Baca Juga :  UE Resmi Menerima Kroasia Sebagai Anggota Zona Euro Ke-20

“Ke Dinding”

Hongaria belum secara terang-terangan mengajukan tuntutan apa pun kepada NATO karena mereka masih menunda persetujuan aksesi Swedia.

Kesepakatan mengenai bantuan UE untuk Ukraina akhirnya dicapai dengan cepat pada hari Kamis setelah perlawanan panjang dari Hongaria, yang menolak mengirim senjata ke Ukraina sejak invasi besar-besaran Rusia dan yang hubungannya dengan Ukraina telah dirusak oleh ketegangan atas perlakuan terhadap 150.000 etnis Hongaria. tinggal di Ukraina bagian barat.

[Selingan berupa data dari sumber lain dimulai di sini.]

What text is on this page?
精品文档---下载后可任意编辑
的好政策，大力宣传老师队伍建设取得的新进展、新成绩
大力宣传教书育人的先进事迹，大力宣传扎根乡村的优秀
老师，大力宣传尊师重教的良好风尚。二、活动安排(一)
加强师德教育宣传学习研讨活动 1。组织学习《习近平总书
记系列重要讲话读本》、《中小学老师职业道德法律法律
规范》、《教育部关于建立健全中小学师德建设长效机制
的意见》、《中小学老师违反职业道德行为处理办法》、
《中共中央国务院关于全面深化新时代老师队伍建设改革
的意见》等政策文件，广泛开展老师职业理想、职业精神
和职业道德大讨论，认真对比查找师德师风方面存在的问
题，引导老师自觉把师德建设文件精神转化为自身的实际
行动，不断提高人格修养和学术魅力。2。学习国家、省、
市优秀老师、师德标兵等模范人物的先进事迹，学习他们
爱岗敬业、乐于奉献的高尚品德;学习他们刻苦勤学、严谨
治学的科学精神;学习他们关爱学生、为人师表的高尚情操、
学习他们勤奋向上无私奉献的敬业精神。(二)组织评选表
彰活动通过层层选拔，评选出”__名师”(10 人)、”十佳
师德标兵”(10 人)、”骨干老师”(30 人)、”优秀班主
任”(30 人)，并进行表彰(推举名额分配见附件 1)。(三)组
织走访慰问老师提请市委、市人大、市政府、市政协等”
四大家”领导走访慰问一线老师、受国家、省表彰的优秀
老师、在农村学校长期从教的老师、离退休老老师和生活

Orban telah menjadi kritikus vokal terhadap dukungan finansial dan militer UE untuk Kyiv dan telah mempertahankan hubungan dengan Kremlin selama perang.

“Saya pergi ke tembok,” kata Orban dalam siaran radio.

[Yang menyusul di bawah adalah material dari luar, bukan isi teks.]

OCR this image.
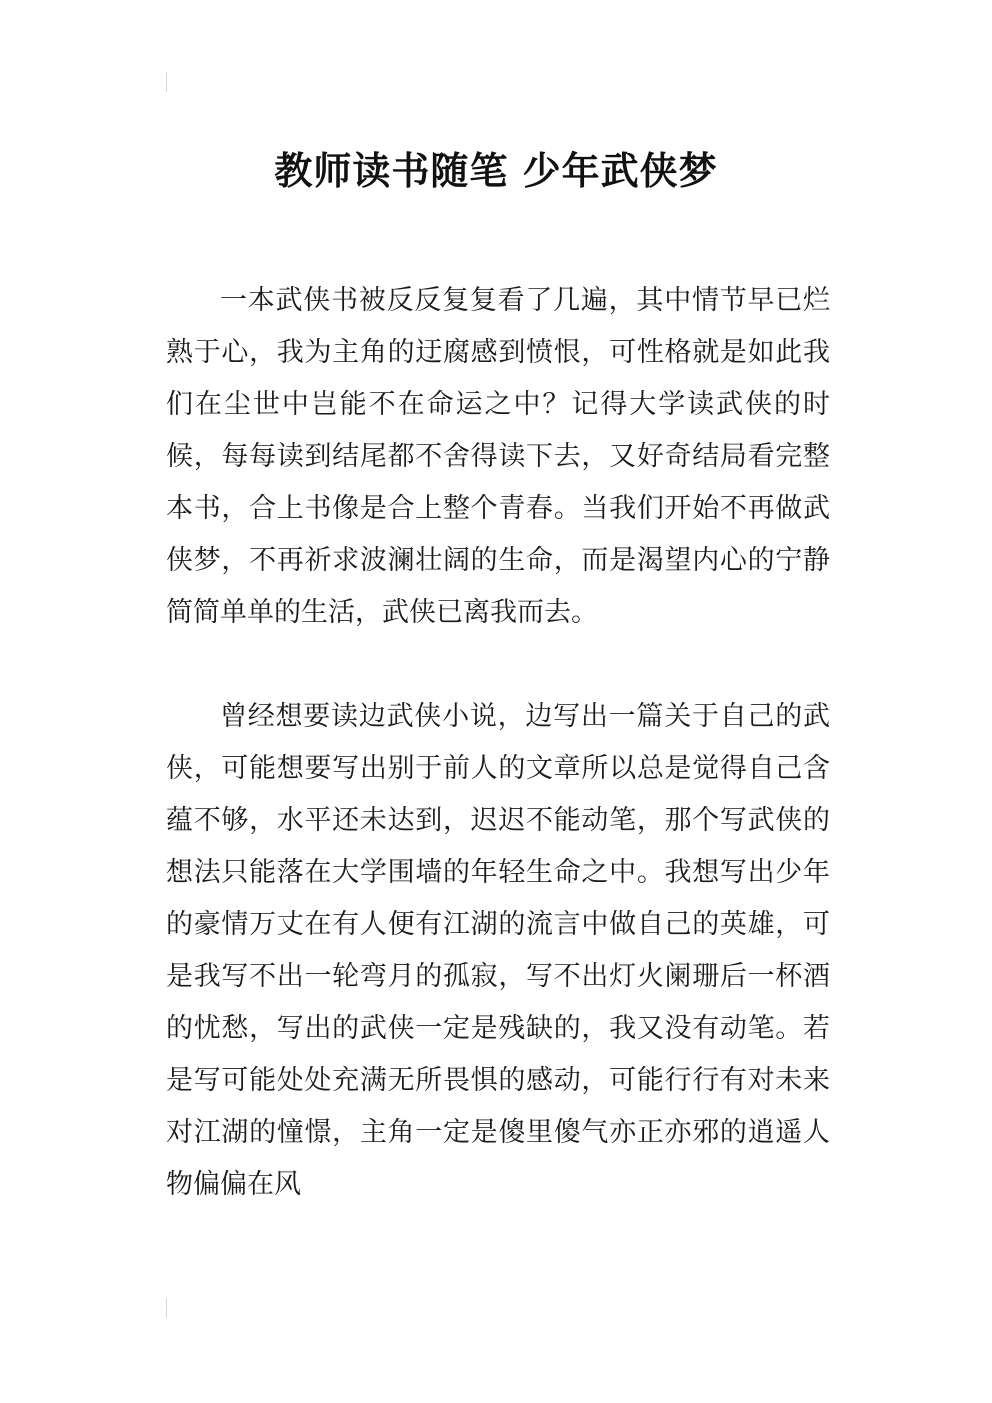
教师读书随笔 少年武侠梦

一本武侠书被反反复复看了几遍，其中情节早已烂熟于心，我为主角的迂腐感到愤恨，可性格就是如此我们在尘世中岂能不在命运之中？记得大学读武侠的时候，每每读到结尾都不舍得读下去，又好奇结局看完整本书，合上书像是合上整个青春。当我们开始不再做武侠梦，不再祈求波澜壮阔的生命，而是渴望内心的宁静简简单单的生活，武侠已离我而去。

曾经想要读边武侠小说，边写出一篇关于自己的武侠，可能想要写出别于前人的文章所以总是觉得自己含蕴不够，水平还未达到，迟迟不能动笔，那个写武侠的想法只能落在大学围墙的年轻生命之中。我想写出少年的豪情万丈在有人便有江湖的流言中做自己的英雄，可是我写不出一轮弯月的孤寂，写不出灯火阑珊后一杯酒的忧愁，写出的武侠一定是残缺的，我又没有动笔。若是写可能处处充满无所畏惧的感动，可能行行有对未来对江湖的憧憬，主角一定是傻里傻气亦正亦邪的逍遥人物偏偏在风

“Jika kesepakatan ini tidak tercapai dan Hongaria terus menggunakan hak vetonya maka 26 negara anggota akan setuju untuk mengirim uang ke Ukraina… dan akan mengambil dana yang dialokasikan untuk Hongaria dan mengirimkannya ke Ukraina sebagai baik – mengapa itu bagus?”.

Baca Juga :  Hong Kong Buka Program Vaksin Covid-19 Anak 12 Tahun Keatas

Berdasarkan praktik UE, uang yang dialokasikan kepada negara anggota dalam anggaran UE, atau yang dikenal sebagai dana pemulihan, tidak mungkin diambil dan diberikan kepada negara di luar UE.

Setelah memberikan akses sejumlah dana UE ke Hongaria pada bulan Desember, eksekutif UE, Komisi Eropa, masih menahan sekitar €20 miliar dari Budapest karena meluasnya tuduhan bahwa Orban telah merusak demokrasi di dalam negeri selama 13 tahun kekuasaannya. Pemerintahannya menolak tuduhan tersebut.